In Bezug auf die zeitlichen Fristen erscheinen uns sowohl die von jungen Menschen geforderten 4 Jahre als auch die von erwachsenden geforderten 8 Jahre bzw 6 wenn ein minderjähriges Kind im Haushalt ist, zu lang. Diese Regelungen schaffen eben nicht das was nötig wäre: Die unterträglichen Kettenduldungen zu durchbrechen und damit das Leben auf permanentem Abruf, voller Einschränkungen der gesellschaftlichen Teilhabe zu unterbrechen. Auch die Frage der eigenständigen Lebensunterhaltsicherung, die eine Voraussetzung für eine Aufenthaltsgewährung nach § 25b darstellt, ist eine glasklare Hürde. Schließlich sind Geduldete eine der, wenn nicht die am schlechtesten gestellte Gruppe Geflüchteter: die Wege zu weiterführenden Sprachkursangeboten sind verwehrt, bei der Arbeitsaufnahme sieht es ähnlich aus: Wer will schon jemanden einstellen, der oder die jederzeit abgeschoben werden könnte? Es ist ein Teufelskreislauf: Weil Geduldete keinen sicheren Aufenthaltstitel haben, ist ihnen die wirtschaftliche Existenzsicherung deutlich erschwert, was wiederum ihre Integrationsfähigkeit vor den Behörden in Frage stellt und dann zum Ausschluss von einem Aufenthaltstitel führt. Dies trifft übrigens auch für Menschen aus den so genannten sicheren Herkunftsstaaten zu, die einem Arbeitsverbot unterliegen und von Integrationskursen ausgeschlossen sind, und die andererseits auch einen gewichtigen Teil der langjährig Geduldeten darstellen. Uns so lässt sich sehen, dass die Asylrechtsverschärfungen der letzten Monate die Bleiberechtsregelungen nach 25 a und 25 b für bestimmte Gruppen aushöhlen.

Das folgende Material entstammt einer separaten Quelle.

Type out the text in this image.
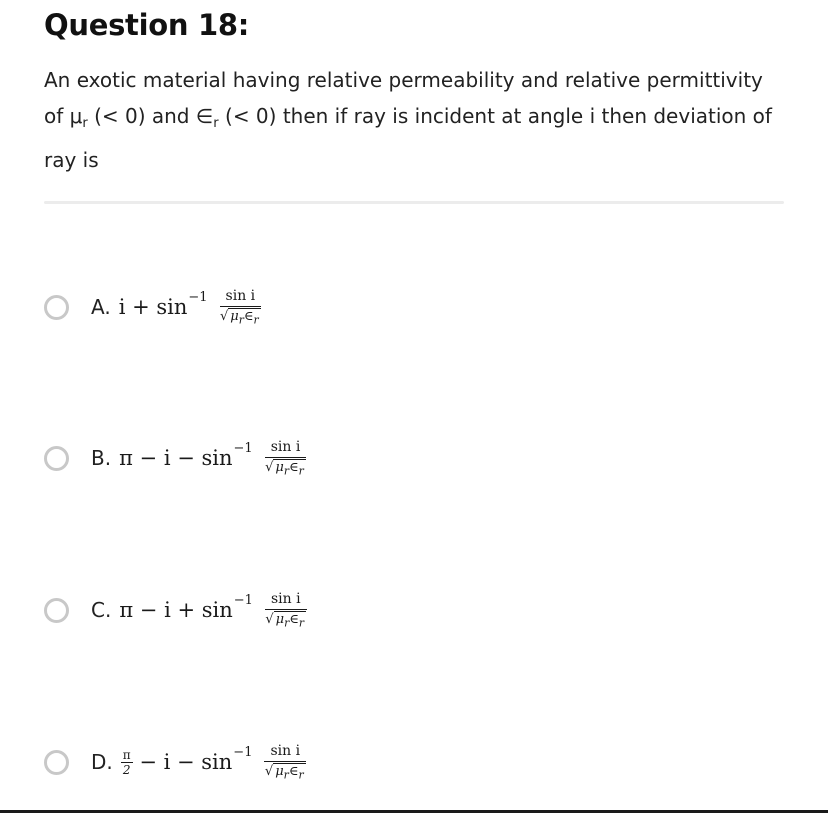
Question 18:
An exotic material having relative permeability and relative permittivity of $\mu_r$ (< 0) and $\in_r$ (< 0) then if ray is incident at angle i then deviation of ray is
A. $i + \sin -1 \frac{\text{sin i}}{√ \mu_r\in_r}$
B. $\pi - i - \sin -1 \frac{\text{sin i}}{√ \mu_r\in_r}$
C. $\pi - i + \sin -1 \frac{\text{sin i}}{√ \mu_r\in_r}$
D. $\frac{\pi}{2} - i - \sin -1 \frac{\text{sin i}}{√ \mu_r\in_r}$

Nötig ist unterm Strich zusätzlich zur im vorliegenden Antrag geforderten Forcierung der Anwendung der Bleiberechtsregelung in Sachsen die grundlegende Prüfung der Wirksamkeit und der Ursachensuche für deren Scheitern in vielen Fällen. Wir brauchen durchlässigere Regelungen und niedrigere Schwellen um für Geduldete ein Bleiberechtsperspektive zu schaffen.
Der Antrag wurde nicht abgestimmt, sondern zur Weiterbehandlung in den Innenausschuss überwiesen.